Üçüncü başlığımız ikincisini tamamlayıcı niteliğe sahip: Vatandaşların bu sistem içinde devletle olan ilişkileri nasıl yeniden formülize edilebilir sorularına yanıt aramak. Vatandaşlar olarak, “Denge denetleme sistemi içinde oynadığımız hayati rolün nasıl farkına varırız?”, “Yerelde bunu nasıl hayata geçiririz?”i konuşmak için; Diyarbakır, Kayseri, İzmir, Adana ve Samsun illerinde halk toplantıları düzenleyeceğiz. Medya mensupları, kanaat önderleri ve karar vericilerle görüşerek çalışmalarımızın çıktılarını paylaşacak ve ortaya çıkan önerilere destek arayacağız. Bir süredir bu görüşmeleri sürdürüyoruz ve çok iyi geri bildirimler alıyoruz. Görüştüğümüz isimler, anayasanın gündelik hayatımızda görünür hale gelmesinin önemi konusunda bizlerle aynı noktada durduklarını ifade ediyorlar.
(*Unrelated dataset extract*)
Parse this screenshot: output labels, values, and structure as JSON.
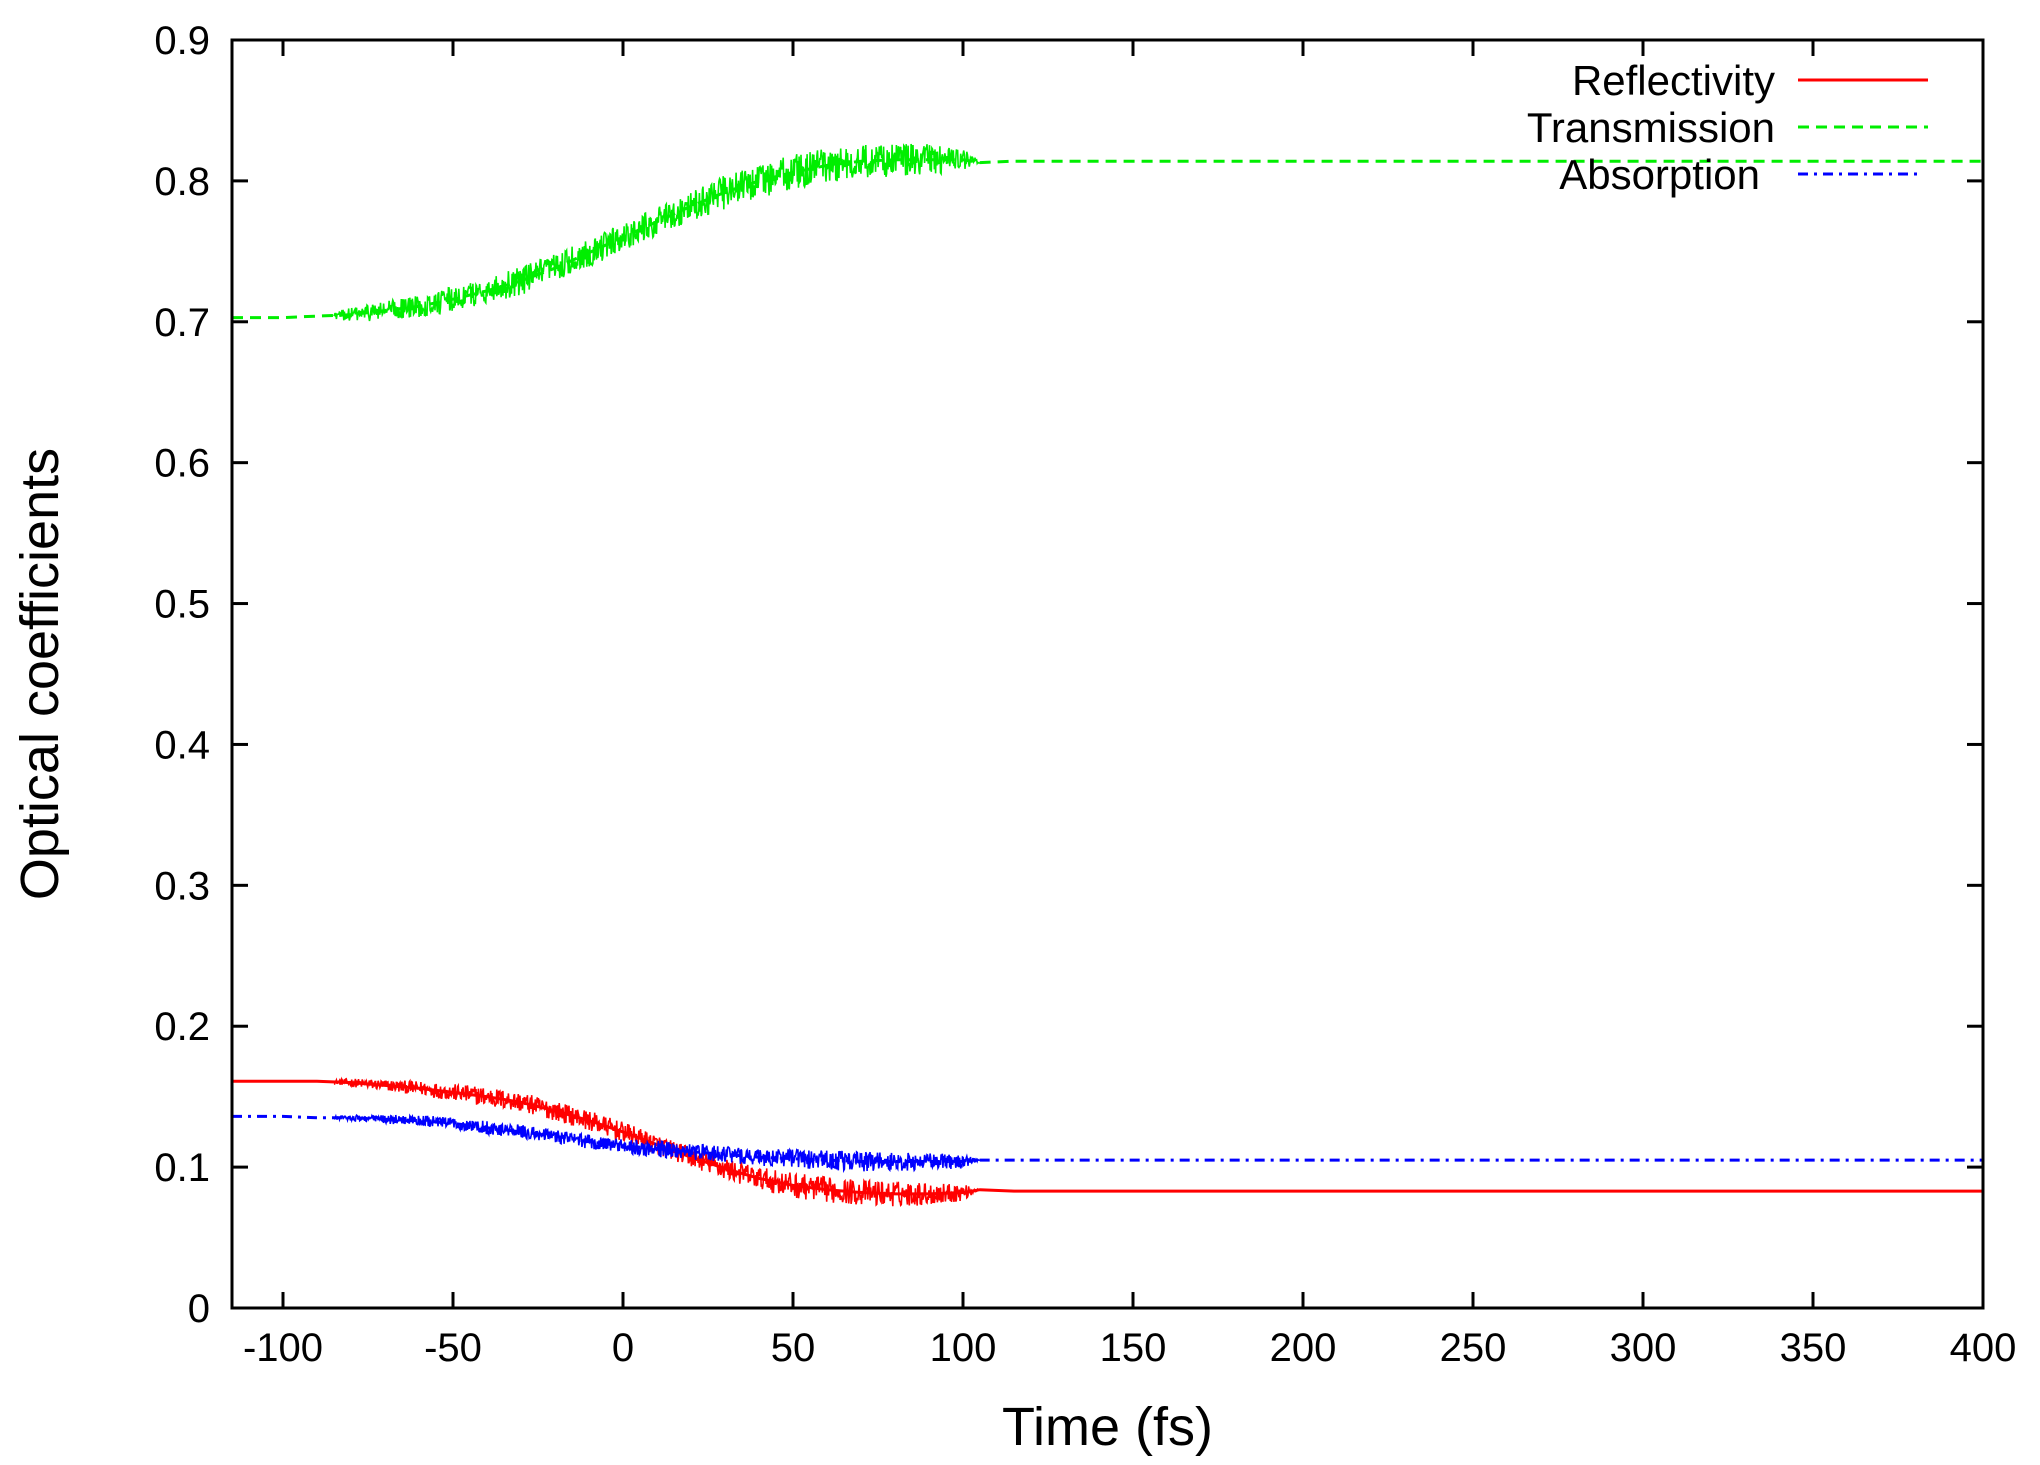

Kampanyamız boyunca toplumun farklı kesimleri ile bir araya gelmeye; farklı kesimleri bir araya getirmeye devam edeceğiz. Sosyal medya üzerinden paylaşılacak çarpıcı içeriklerle anayasa yapım sürecinin yeniden gündeme gelmesi ve tartışılmasını sağlamak istiyoruz. Herkesi, bu gündemin bir parçası olmak için www.birarada.org adresinden ve sosyal medya hesaplarımızdan çalışmalarımıza destek olmaya çağırıyoruz.

Bol beklentili bir 2015

Yeni yıl için hedefimiz 2015 sonuna kadar 300 sivil toplum örgütünden oluşan etkin bir yapıya dönüşmek, diyaloğun ve uzlaşmanın gücünü tüm topluma ve karar vericilere göstermek olacak. Yılın ilk ayları BAK Kampanyasıyla yoğun geçecek. Sivil bir anayasanın toplumun tüm kesimlerinin dahil edildiği katılımcı bir süreç ile yapılmasını sağlamak için gündem oluşturmayı bırakmayacağız. BAK ile el ele yürüyecek bir başka süreç de, Siyasetin Şeffaf Finansmanı Kampanyası olacak. Bu kampanya, demokratikleşmenin önünü tıkadığına inandığımız seçim sistemi ve Siyasi Partiler Kanunun değiştirilmesi için çağrıda bulunacak.